The Reverend Mother Gaius Helen Mohiam is the powerful leader of the Bene Gesserit sisterhood. Gaius Helen fully recognizes the irony that the Bene Gesserit created Paul, their Kwisatz Haderach with access to both male and female memory, only for Paul to become their downfall. Gaius Helen is motivated by her desire to preserve Paul’s genetic code for the centuries-long Bene Gesserit breeding program. She instructs Irulan to poison Chani to prevent a Fremen heir to the throne, but ultimately rejects Paul’s offer to artificially inseminate the princess because this would violate Bene Gesserit beliefs. A pseudo-religious, pseudo-political order, the Bene Gesserit juxtapose Paul’s own empire with another, established example of a manipulative power structure, suggesting immoral commonalities among all empires, cabals, and secret orders. At the end of the novel, Gaius Helen is killed by Paul’s loyal aide Stilgar for her role in the conspiracy, fulfilling her prediction that she would die on Arrakis.
Chani Keynes is Paul’s cherished Fremen lover and the mother of his first son, who was killed in the war that made Paul Emperor. Chani is described as “purest Fremen,” and occasionally struggles to accept Paul’s decisions when they are incongruent with her cultural beliefs and expectations. Chani loves Paul and is an intelligent and fierce advisor on all political matters. She longs for a family and is furious to discover that Irulan has poisoned her with dangerous contraceptives, resulting in her fatal pregnancy. For much of the novel, Chani attempts to persuade Paul to return to the Fremen stronghold of Sietch Tabr and reconnect with Fremen culture; when she finally does return to her childhood home, Chani is disturbed by the changes Paul’s empire has had on the landscape. Rather than setting Paul on the path to deification, Chani’s death bearing Paul’s twins causes Paul to lose his prescience and free himself from the fate he despises.
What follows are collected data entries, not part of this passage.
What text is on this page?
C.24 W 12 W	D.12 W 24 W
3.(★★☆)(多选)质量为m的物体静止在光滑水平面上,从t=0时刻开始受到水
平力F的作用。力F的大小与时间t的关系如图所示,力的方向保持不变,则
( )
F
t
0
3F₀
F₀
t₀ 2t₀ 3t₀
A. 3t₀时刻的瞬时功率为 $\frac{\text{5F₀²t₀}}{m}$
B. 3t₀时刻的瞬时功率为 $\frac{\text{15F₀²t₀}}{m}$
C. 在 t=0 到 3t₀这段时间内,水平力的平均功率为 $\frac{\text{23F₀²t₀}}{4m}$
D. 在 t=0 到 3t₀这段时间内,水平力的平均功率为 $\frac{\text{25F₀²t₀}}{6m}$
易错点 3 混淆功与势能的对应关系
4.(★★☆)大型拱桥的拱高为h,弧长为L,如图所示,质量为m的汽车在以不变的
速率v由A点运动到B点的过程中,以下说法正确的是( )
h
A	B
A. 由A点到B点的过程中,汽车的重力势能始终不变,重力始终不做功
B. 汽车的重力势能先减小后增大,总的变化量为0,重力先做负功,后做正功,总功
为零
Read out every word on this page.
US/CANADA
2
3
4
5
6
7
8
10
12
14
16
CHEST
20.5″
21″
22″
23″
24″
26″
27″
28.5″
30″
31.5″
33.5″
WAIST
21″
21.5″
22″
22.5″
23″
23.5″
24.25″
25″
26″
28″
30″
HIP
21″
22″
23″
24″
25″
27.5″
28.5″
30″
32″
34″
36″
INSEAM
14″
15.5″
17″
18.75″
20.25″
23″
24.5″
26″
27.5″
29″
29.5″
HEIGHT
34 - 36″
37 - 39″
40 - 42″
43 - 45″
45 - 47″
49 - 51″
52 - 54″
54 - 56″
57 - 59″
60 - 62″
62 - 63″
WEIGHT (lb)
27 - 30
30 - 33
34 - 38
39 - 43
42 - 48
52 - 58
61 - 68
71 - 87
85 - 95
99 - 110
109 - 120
Irulan Corrino is a Bene Gesserit sister and the daughter of the deposed Emperor Shaddam; Paul married Irulan to legitimize his claim to the throne. Irulan is desperate to establish herself in the new dynasty and powerless to resist the Bene Gesserit orders to prevent Paul from fathering an heir with Chani or die trying. Irulan pursues multiple opportunities for her own advancement, taking part in the conspiracy against Paul even as she continues to advocate for herself as the mother of his future child. She is less politically adept than Chani, and Gaius Helen considers Irulan a weak Bene Gesserit sister who has failed in her task to preserve Paul’s bloodline for the order. Still, Irulan’s treachery results in Chani’s death. When Paul exiles himself at the end of the novel, Irulan discovers she truly loved her husband and commits herself to writing the history of his life. Excerpts from Irulan’s history form the epigraphs at the beginning of many chapters.